Paris Courtyard Fountain

The pretty fountain that greeted me in the coolness of a Parisian courtyard at the height of our June heatwave.

• In June, we celebrated Father’s Day with lunch at brasserie La Mascotte, one of our neighborhood favorites, where Maxence shared mussels and fried smelt with his two adoring boys.

• If you’re curious to know what I eat in a day, you can find out over at MindBodyGreen! I am starting a collaboration with this site, which I love, and they’re asking me to cover all kinds of things people want to know about French women’s approach to health, beauty, and lifestyle. If there’s a question you’ve been dying to ask, please let me know and I’ll add it to my list!

• German newspaper Die Zeit also did me the honors this month and featured a few of my recipes around the theme of French picnics. If you want to practice your German, it’s right here.

Related: My Best Picnic Recipes.

• I developed a serious restaurant crush on Pink Mamma, the new restaurant from the trailblazing Big Mamma Group, which just opened in my hood, mere steps from Place Pigalle.
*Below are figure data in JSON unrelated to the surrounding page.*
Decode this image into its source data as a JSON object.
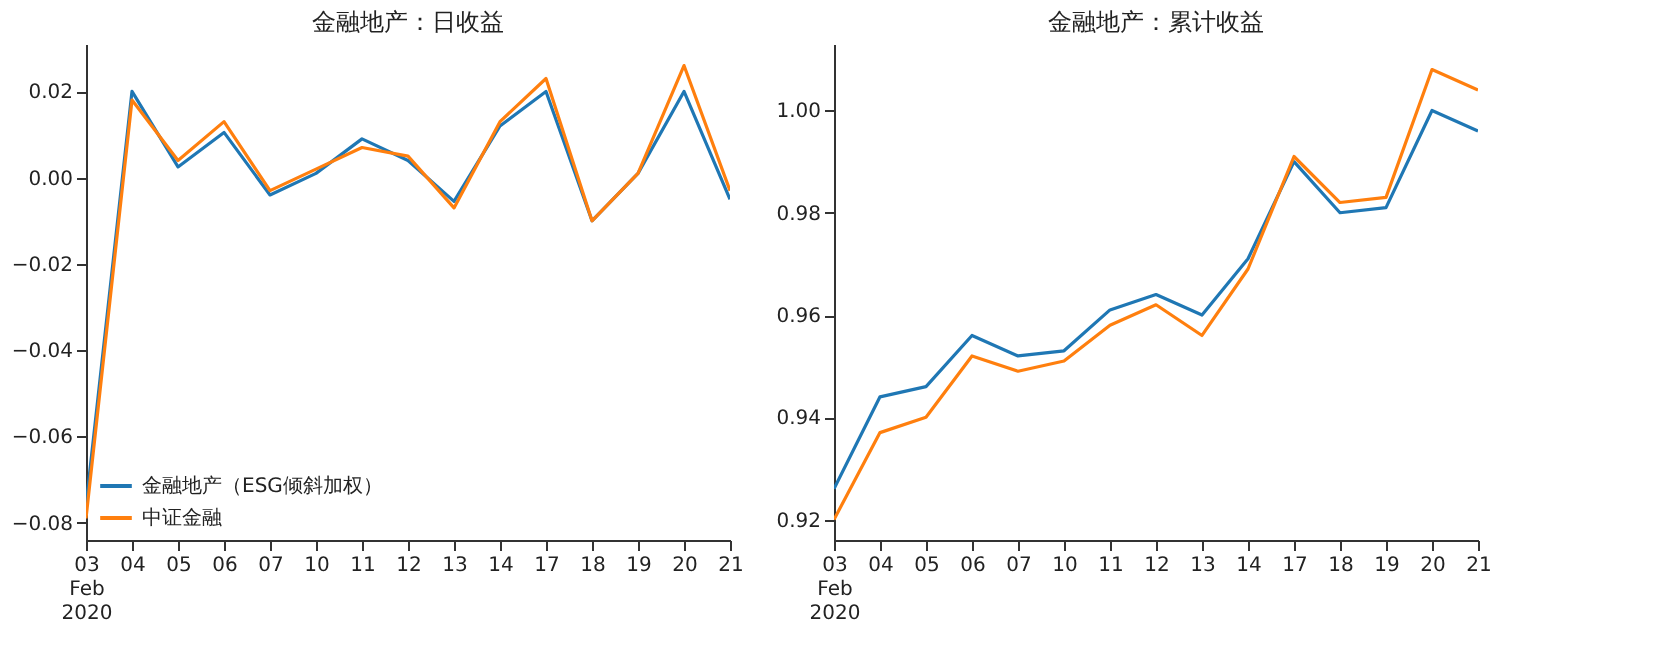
{
  "chart_data": [
    {
      "type": "line",
      "title": "金融地产：日收益",
      "categories": [
        "03\nFeb\n2020",
        "04",
        "05",
        "06",
        "07",
        "10",
        "11",
        "12",
        "13",
        "14",
        "17",
        "18",
        "19",
        "20",
        "21"
      ],
      "series": [
        {
          "name": "金融地产（ESG倾斜加权）",
          "color": "#1f77b4",
          "values": [
            -0.076,
            0.02,
            0.0025,
            0.0105,
            -0.004,
            0.001,
            0.009,
            0.004,
            -0.0055,
            0.012,
            0.02,
            -0.01,
            0.001,
            0.02,
            -0.005
          ]
        },
        {
          "name": "中证金融",
          "color": "#ff7f0e",
          "values": [
            -0.079,
            0.018,
            0.004,
            0.013,
            -0.003,
            0.002,
            0.007,
            0.005,
            -0.007,
            0.013,
            0.023,
            -0.01,
            0.001,
            0.026,
            -0.003
          ]
        }
      ],
      "ylim": [
        -0.084,
        0.031
      ],
      "yticks": [
        {
          "value": -0.08,
          "label": "−0.08"
        },
        {
          "value": -0.06,
          "label": "−0.06"
        },
        {
          "value": -0.04,
          "label": "−0.04"
        },
        {
          "value": -0.02,
          "label": "−0.02"
        },
        {
          "value": 0,
          "label": "0.00"
        },
        {
          "value": 0.02,
          "label": "0.02"
        }
      ],
      "grid": false,
      "legend": "bottom left"
    },
    {
      "type": "line",
      "title": "金融地产：累计收益",
      "categories": [
        "03\nFeb\n2020",
        "04",
        "05",
        "06",
        "07",
        "10",
        "11",
        "12",
        "13",
        "14",
        "17",
        "18",
        "19",
        "20",
        "21"
      ],
      "series": [
        {
          "color": "#1f77b4",
          "values": [
            0.926,
            0.944,
            0.946,
            0.956,
            0.952,
            0.953,
            0.961,
            0.964,
            0.96,
            0.971,
            0.99,
            0.98,
            0.981,
            1.0,
            0.996
          ]
        },
        {
          "color": "#ff7f0e",
          "values": [
            0.92,
            0.937,
            0.94,
            0.952,
            0.949,
            0.951,
            0.958,
            0.962,
            0.956,
            0.969,
            0.991,
            0.982,
            0.983,
            1.008,
            1.004
          ]
        }
      ],
      "ylim": [
        0.916,
        1.013
      ],
      "yticks": [
        {
          "value": 0.92,
          "label": "0.92"
        },
        {
          "value": 0.94,
          "label": "0.94"
        },
        {
          "value": 0.96,
          "label": "0.96"
        },
        {
          "value": 0.98,
          "label": "0.98"
        },
        {
          "value": 1.0,
          "label": "1.00"
        }
      ],
      "grid": false,
      "legend": false
    }
  ]
}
Like all restaurants of the group, they serve pizzas and pasta and antipasti, but the star of the show is the meat, which is French and raised by them directly.

I shared a photo of Maxence’s rib steak below, but I confess I didn’t feel like eating meat, so I got the gorgeous caprese salad instead. The place is a total knock-out, especially the top floor under the glass roof, and every detail is carefully chosen, every square inch thoughtfully decorated. Reasonable prices, and not yet as crazy-crowded as the others, so now’s a good time to go!